Survival of the fittest means that the fittest will flourish to create legacy. Nature doesn’t favor the good and kindhearted, but rather those who are fit to survive. Nature looks for fit and cultural civilisation looks for good.

Will Durant says, “Nature and history do not agree with our conceptions of good and bad; they define good as that which survives, and bad as that which goes under. The universe has no prejudice in favor of Christ as against Genghis Khan.” These assertions may sound very crude and materialistic, but they reflect reality as it is.

Sri Krishna through Gita and Sri Rama through Ramayana taught this principle with so many stories.

Dhenukasura had the opportunity to be charitable and offer some of the plentiful fruits from the lush garden of tala trees. However, not only did he refuse to share, but he also tried to attack the boys. The sweetest of the boys, Sri Krishna and Balarama, did not hesitate to defend themselves and gave back the punishment and chastisement that Dhenukasura deserved. Sweetness of Sri Krishna is not bereft of smartness.

Sri Rama, the most kind-hearted person, was willing to forgive Ravana for one of the greatest crimes, but Ravana, being brainless, was haughty and arrogant. As a consequence, he was punished.

Sri Krishna came as a peace-maker, but Duryodhana was unwilling to give even a piece of land so that the Pandavas could live peacefully. Blinded by stupidity, arrogance, and a sense of victimhood, Duryodhana met his demise along with his brothers. Dhritarashtra had to witness, hear, and feel the death of his hundred sons. Savages do not listen; they only come to attack. Duryodhana was no exception.
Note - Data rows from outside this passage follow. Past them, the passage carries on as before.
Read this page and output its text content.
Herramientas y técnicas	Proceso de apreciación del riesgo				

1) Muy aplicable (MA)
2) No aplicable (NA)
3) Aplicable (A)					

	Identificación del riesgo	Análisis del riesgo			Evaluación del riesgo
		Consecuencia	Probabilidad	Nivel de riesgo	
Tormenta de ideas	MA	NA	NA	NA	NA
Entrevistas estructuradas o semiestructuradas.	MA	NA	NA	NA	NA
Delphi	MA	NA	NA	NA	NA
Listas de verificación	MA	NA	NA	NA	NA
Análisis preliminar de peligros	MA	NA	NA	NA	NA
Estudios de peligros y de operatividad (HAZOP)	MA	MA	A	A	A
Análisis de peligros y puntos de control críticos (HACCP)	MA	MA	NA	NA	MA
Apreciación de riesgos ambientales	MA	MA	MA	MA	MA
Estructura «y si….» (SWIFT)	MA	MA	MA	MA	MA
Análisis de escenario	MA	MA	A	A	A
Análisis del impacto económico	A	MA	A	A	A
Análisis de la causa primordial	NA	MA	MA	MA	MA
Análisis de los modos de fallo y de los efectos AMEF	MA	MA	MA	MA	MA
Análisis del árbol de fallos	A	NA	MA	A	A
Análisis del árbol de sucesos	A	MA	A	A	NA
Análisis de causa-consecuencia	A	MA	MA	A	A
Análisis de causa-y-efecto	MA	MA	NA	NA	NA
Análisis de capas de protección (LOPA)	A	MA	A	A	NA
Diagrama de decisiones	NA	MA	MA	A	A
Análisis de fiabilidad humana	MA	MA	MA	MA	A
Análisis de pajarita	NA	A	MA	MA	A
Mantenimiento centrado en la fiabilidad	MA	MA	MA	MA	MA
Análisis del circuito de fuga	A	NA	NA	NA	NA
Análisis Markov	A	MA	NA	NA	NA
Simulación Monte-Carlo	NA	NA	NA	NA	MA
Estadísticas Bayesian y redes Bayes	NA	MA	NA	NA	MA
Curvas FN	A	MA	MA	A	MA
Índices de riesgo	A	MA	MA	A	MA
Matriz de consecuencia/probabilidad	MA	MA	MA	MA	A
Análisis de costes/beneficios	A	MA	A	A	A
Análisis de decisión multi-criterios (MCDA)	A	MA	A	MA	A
Even for that matter the religious wars, especially among the Abrahamic faiths, religious institutions often compete with each other for growth and control.

Yes certainly, there is a space for kindness, compassion and forgiveness but they should be from the perspective of dharma. Dharma makes them all meaningful, without dharma kindness and compassion are extremely dangerous.

Being dharmic is greater than being kind and forgiving. Dharma has the power to encompass everything and create a fruitful legacy, whether it be in times of war or peace.